Quand les entreprises auront intégré l’IA à leurs prises de décision, seule une infime partie des salariés qualifiés auront la marge de manoeuvre de passer outre ces recommandations.
L’autonomie – se fixer à soi-même sa propre loi – deviendra un luxe. Julia de Funès et Nicolas Bouzou se lamentent : « La confiance est quelque chose de très peu pratiqué dans l’univers de l’entreprise. » Et, demain ce sera bien pire !

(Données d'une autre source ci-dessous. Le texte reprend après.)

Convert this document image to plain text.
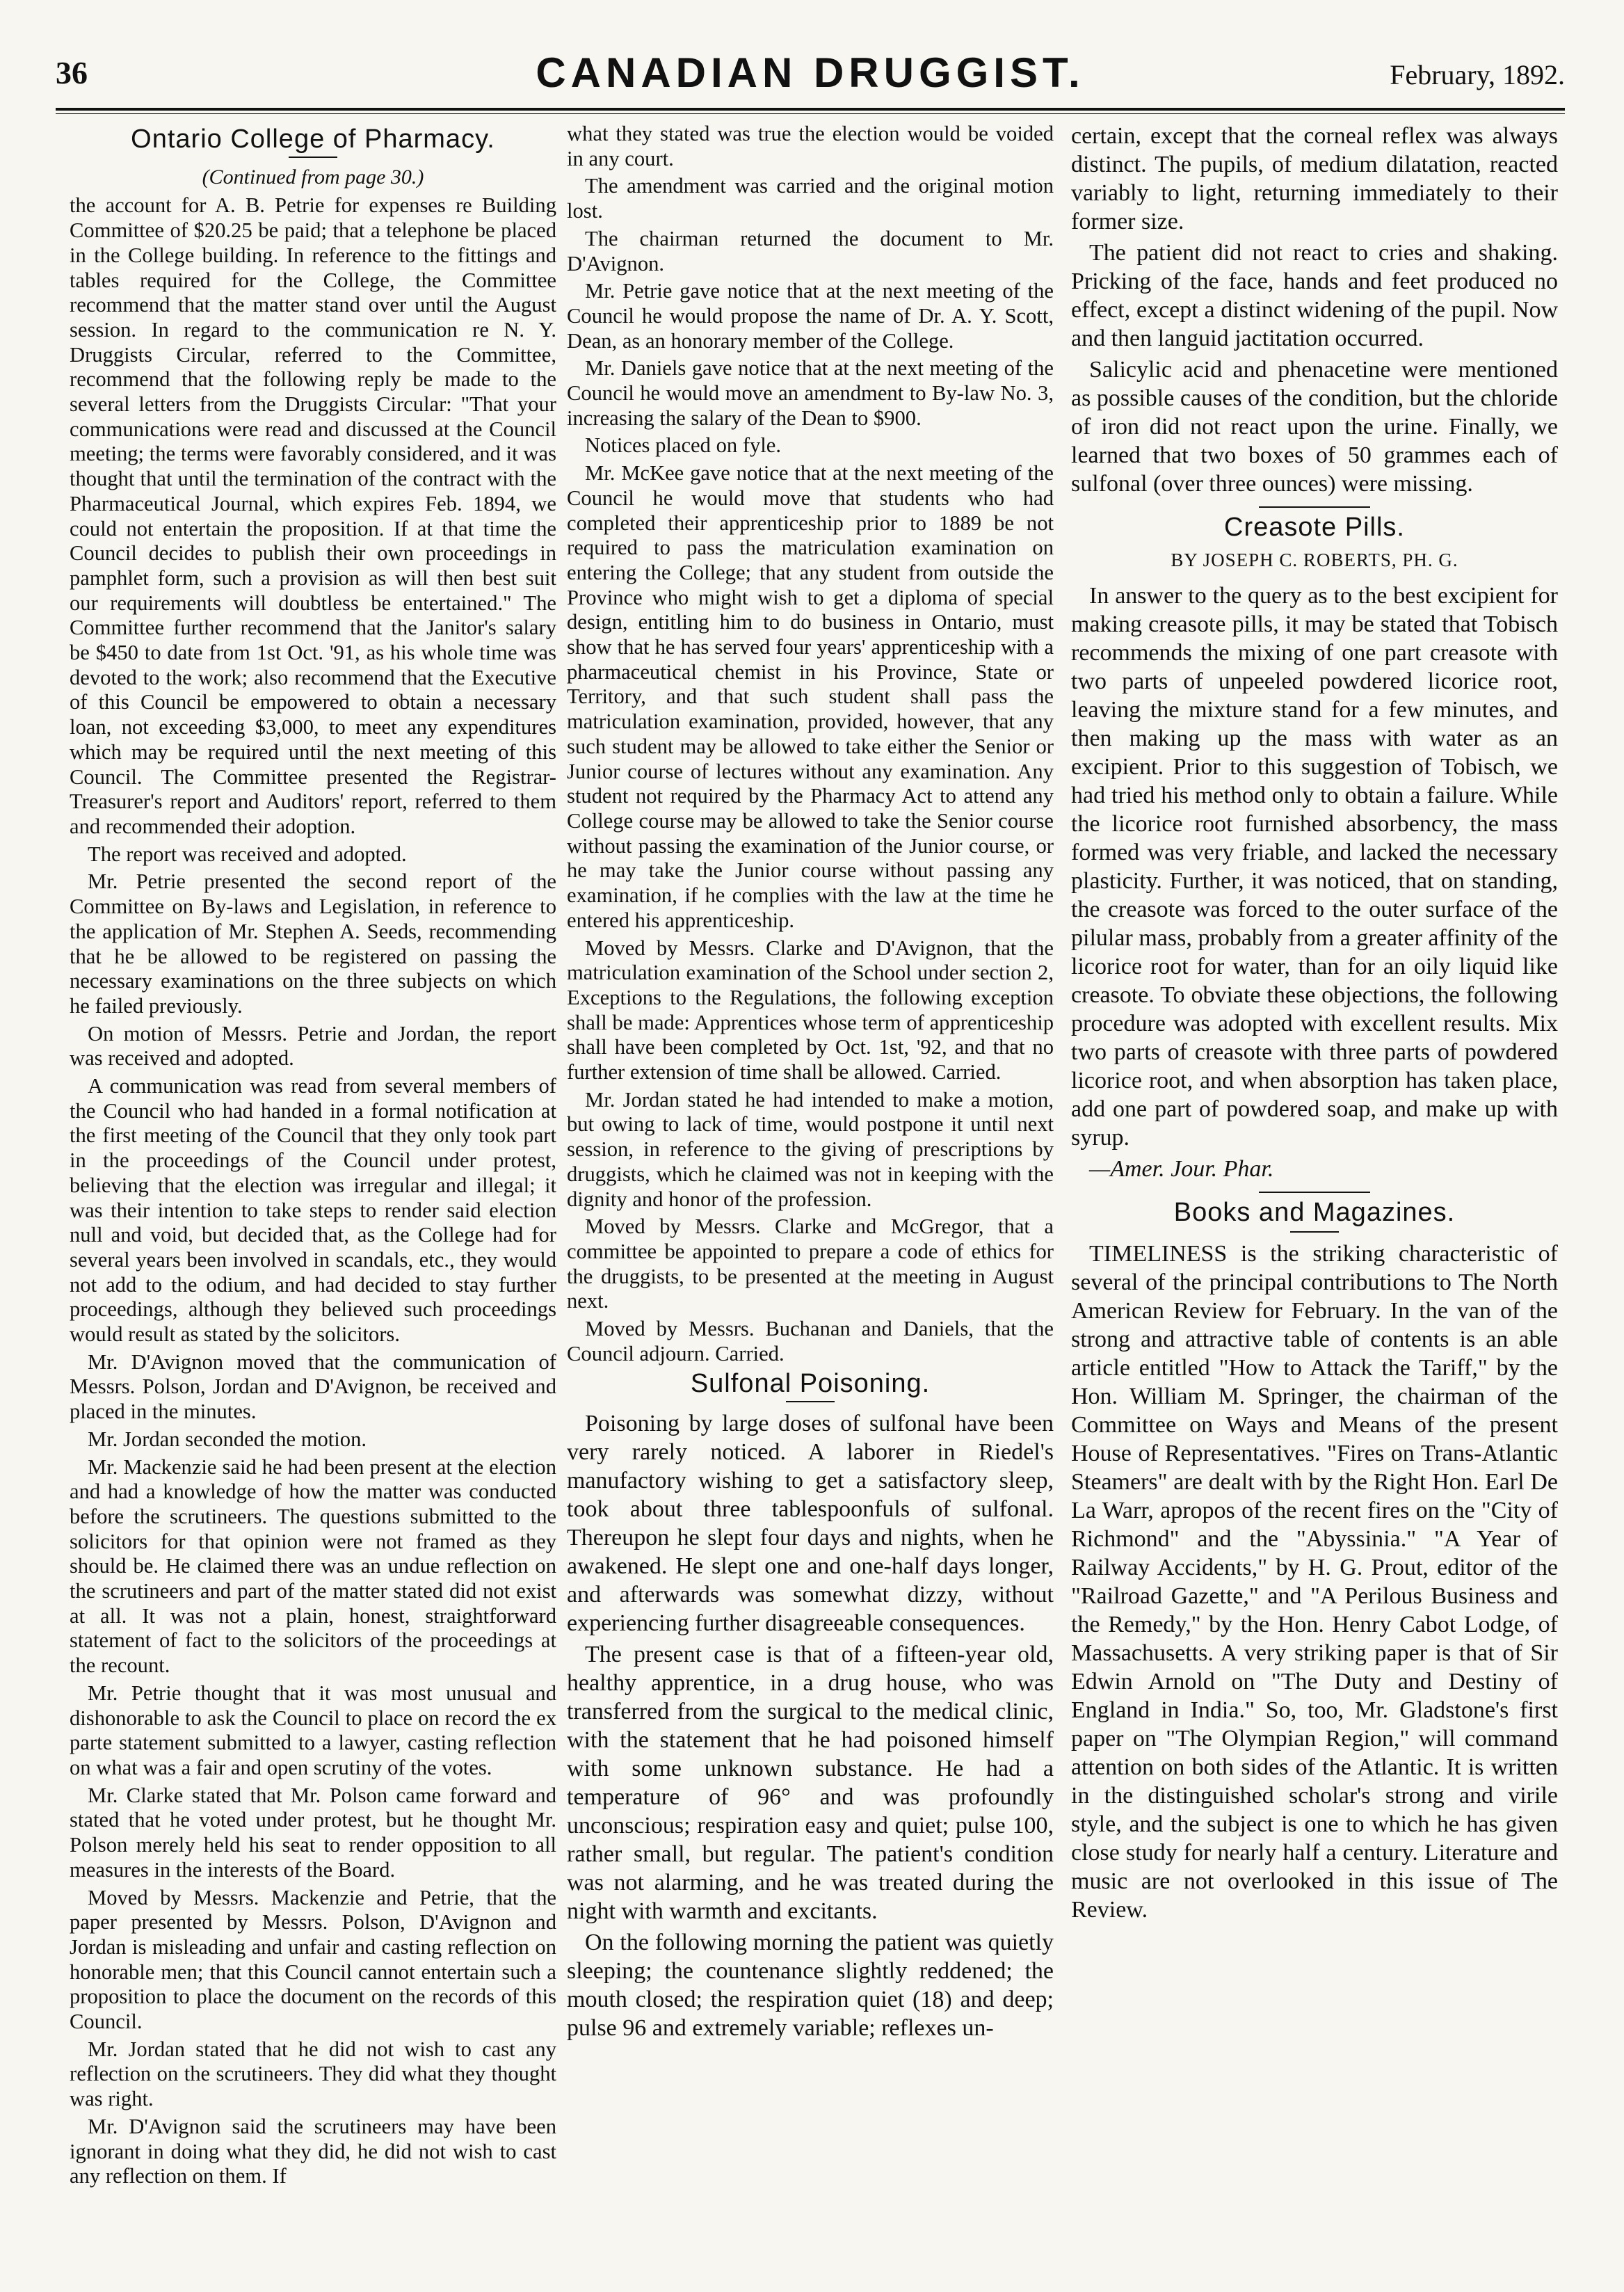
36	CANADIAN DRUGGIST.	February, 1892.
Ontario College of Pharmacy.
(Continued from page 30.)

the account for A. B. Petrie for expenses re Building Committee of $20.25 be paid; that a telephone be placed in the College building. In reference to the fittings and tables required for the College, the Committee recommend that the matter stand over until the August session. In regard to the communication re N. Y. Druggists Circular, referred to the Committee, recommend that the following reply be made to the several letters from the Druggists Circular: "That your communications were read and discussed at the Council meeting; the terms were favorably considered, and it was thought that until the termination of the contract with the Pharmaceutical Journal, which expires Feb. 1894, we could not entertain the proposition. If at that time the Council decides to publish their own proceedings in pamphlet form, such a provision as will then best suit our requirements will doubtless be entertained." The Committee further recommend that the Janitor's salary be $450 to date from 1st Oct. '91, as his whole time was devoted to the work; also recommend that the Executive of this Council be empowered to obtain a necessary loan, not exceeding $3,000, to meet any expenditures which may be required until the next meeting of this Council. The Committee presented the Registrar-Treasurer's report and Auditors' report, referred to them and recommended their adoption.

The report was received and adopted.

Mr. Petrie presented the second report of the Committee on By-laws and Legislation, in reference to the application of Mr. Stephen A. Seeds, recommending that he be allowed to be registered on passing the necessary examinations on the three subjects on which he failed previously.

On motion of Messrs. Petrie and Jordan, the report was received and adopted.

A communication was read from several members of the Council who had handed in a formal notification at the first meeting of the Council that they only took part in the proceedings of the Council under protest, believing that the election was irregular and illegal; it was their intention to take steps to render said election null and void, but decided that, as the College had for several years been involved in scandals, etc., they would not add to the odium, and had decided to stay further proceedings, although they believed such proceedings would result as stated by the solicitors.

Mr. D'Avignon moved that the communication of Messrs. Polson, Jordan and D'Avignon, be received and placed in the minutes.

Mr. Jordan seconded the motion.

Mr. Mackenzie said he had been present at the election and had a knowledge of how the matter was conducted before the scrutineers. The questions submitted to the solicitors for that opinion were not framed as they should be. He claimed there was an undue reflection on the scrutineers and part of the matter stated did not exist at all. It was not a plain, honest, straightforward statement of fact to the solicitors of the proceedings at the recount.

Mr. Petrie thought that it was most unusual and dishonorable to ask the Council to place on record the ex parte statement submitted to a lawyer, casting reflection on what was a fair and open scrutiny of the votes.

Mr. Clarke stated that Mr. Polson came forward and stated that he voted under protest, but he thought Mr. Polson merely held his seat to render opposition to all measures in the interests of the Board.

Moved by Messrs. Mackenzie and Petrie, that the paper presented by Messrs. Polson, D'Avignon and Jordan is misleading and unfair and casting reflection on honorable men; that this Council cannot entertain such a proposition to place the document on the records of this Council.

Mr. Jordan stated that he did not wish to cast any reflection on the scrutineers. They did what they thought was right.

Mr. D'Avignon said the scrutineers may have been ignorant in doing what they did, he did not wish to cast any reflection on them. If

what they stated was true the election would be voided in any court.

The amendment was carried and the original motion lost.

The chairman returned the document to Mr. D'Avignon.

Mr. Petrie gave notice that at the next meeting of the Council he would propose the name of Dr. A. Y. Scott, Dean, as an honorary member of the College.

Mr. Daniels gave notice that at the next meeting of the Council he would move an amendment to By-law No. 3, increasing the salary of the Dean to $900.

Notices placed on fyle.

Mr. McKee gave notice that at the next meeting of the Council he would move that students who had completed their apprenticeship prior to 1889 be not required to pass the matriculation examination on entering the College; that any student from outside the Province who might wish to get a diploma of special design, entitling him to do business in Ontario, must show that he has served four years' apprenticeship with a pharmaceutical chemist in his Province, State or Territory, and that such student shall pass the matriculation examination, provided, however, that any such student may be allowed to take either the Senior or Junior course of lectures without any examination. Any student not required by the Pharmacy Act to attend any College course may be allowed to take the Senior course without passing the examination of the Junior course, or he may take the Junior course without passing any examination, if he complies with the law at the time he entered his apprenticeship.

Moved by Messrs. Clarke and D'Avignon, that the matriculation examination of the School under section 2, Exceptions to the Regulations, the following exception shall be made: Apprentices whose term of apprenticeship shall have been completed by Oct. 1st, '92, and that no further extension of time shall be allowed. Carried.

Mr. Jordan stated he had intended to make a motion, but owing to lack of time, would postpone it until next session, in reference to the giving of prescriptions by druggists, which he claimed was not in keeping with the dignity and honor of the profession.

Moved by Messrs. Clarke and McGregor, that a committee be appointed to prepare a code of ethics for the druggists, to be presented at the meeting in August next.

Moved by Messrs. Buchanan and Daniels, that the Council adjourn. Carried.

Sulfonal Poisoning.

Poisoning by large doses of sulfonal have been very rarely noticed. A laborer in Riedel's manufactory wishing to get a satisfactory sleep, took about three tablespoonfuls of sulfonal. Thereupon he slept four days and nights, when he awakened. He slept one and one-half days longer, and afterwards was somewhat dizzy, without experiencing further disagreeable consequences.

The present case is that of a fifteen-year old, healthy apprentice, in a drug house, who was transferred from the surgical to the medical clinic, with the statement that he had poisoned himself with some unknown substance. He had a temperature of 96° and was profoundly unconscious; respiration easy and quiet; pulse 100, rather small, but regular. The patient's condition was not alarming, and he was treated during the night with warmth and excitants.

On the following morning the patient was quietly sleeping; the countenance slightly reddened; the mouth closed; the respiration quiet (18) and deep; pulse 96 and extremely variable; reflexes un-

certain, except that the corneal reflex was always distinct. The pupils, of medium dilatation, reacted variably to light, returning immediately to their former size.

The patient did not react to cries and shaking. Pricking of the face, hands and feet produced no effect, except a distinct widening of the pupil. Now and then languid jactitation occurred.

Salicylic acid and phenacetine were mentioned as possible causes of the condition, but the chloride of iron did not react upon the urine. Finally, we learned that two boxes of 50 grammes each of sulfonal (over three ounces) were missing.

Creasote Pills.
BY JOSEPH C. ROBERTS, PH. G.

In answer to the query as to the best excipient for making creasote pills, it may be stated that Tobisch recommends the mixing of one part creasote with two parts of unpeeled powdered licorice root, leaving the mixture stand for a few minutes, and then making up the mass with water as an excipient. Prior to this suggestion of Tobisch, we had tried his method only to obtain a failure. While the licorice root furnished absorbency, the mass formed was very friable, and lacked the necessary plasticity. Further, it was noticed, that on standing, the creasote was forced to the outer surface of the pilular mass, probably from a greater affinity of the licorice root for water, than for an oily liquid like creasote. To obviate these objections, the following procedure was adopted with excellent results. Mix two parts of creasote with three parts of powdered licorice root, and when absorption has taken place, add one part of powdered soap, and make up with syrup.

—Amer. Jour. Phar.

Books and Magazines.

TIMELINESS is the striking characteristic of several of the principal contributions to The North American Review for February. In the van of the strong and attractive table of contents is an able article entitled "How to Attack the Tariff," by the Hon. William M. Springer, the chairman of the Committee on Ways and Means of the present House of Representatives. "Fires on Trans-Atlantic Steamers" are dealt with by the Right Hon. Earl De La Warr, apropos of the recent fires on the "City of Richmond" and the "Abyssinia." "A Year of Railway Accidents," by H. G. Prout, editor of the "Railroad Gazette," and "A Perilous Business and the Remedy," by the Hon. Henry Cabot Lodge, of Massachusetts. A very striking paper is that of Sir Edwin Arnold on "The Duty and Destiny of England in India." So, too, Mr. Gladstone's first paper on "The Olympian Region," will command attention on both sides of the Atlantic. It is written in the distinguished scholar's strong and virile style, and the subject is one to which he has given close study for nearly half a century. Literature and music are not overlooked in this issue of The Review.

Que l’on soit pilote d’avion, médecin, ingénieur, juge ou manager, il faudra un permis spécial pour ne pas suivre les décisions des IA. Il sera réservé aux gens capables de prouver qu’ils leur sont complémentaires, notamment en décelant leurs erreurs. Ce sera donc un luxe réservé à une toute petite élite. Par sa capacité à manier des montagnes de données à des vitesses stupéfiantes, l’IA dépassera notre cerveau dans un nombre croissant de domaines. L’explosion de la production de données la rend indispensable : en 2025, chaque être humain produira en moyenne 100 milliards d’informations numériques chaque jour. Qui sera capable d’affirmer en 2040 : « Face au milliard de milliards de données que l’IA vient de traiter, je suis capable de mieux faire avec mon cerveau » ? Quelle part de la population sera capable de contredire – à juste titre – une IA ? Un centième ? Un millième ? Un millionième ?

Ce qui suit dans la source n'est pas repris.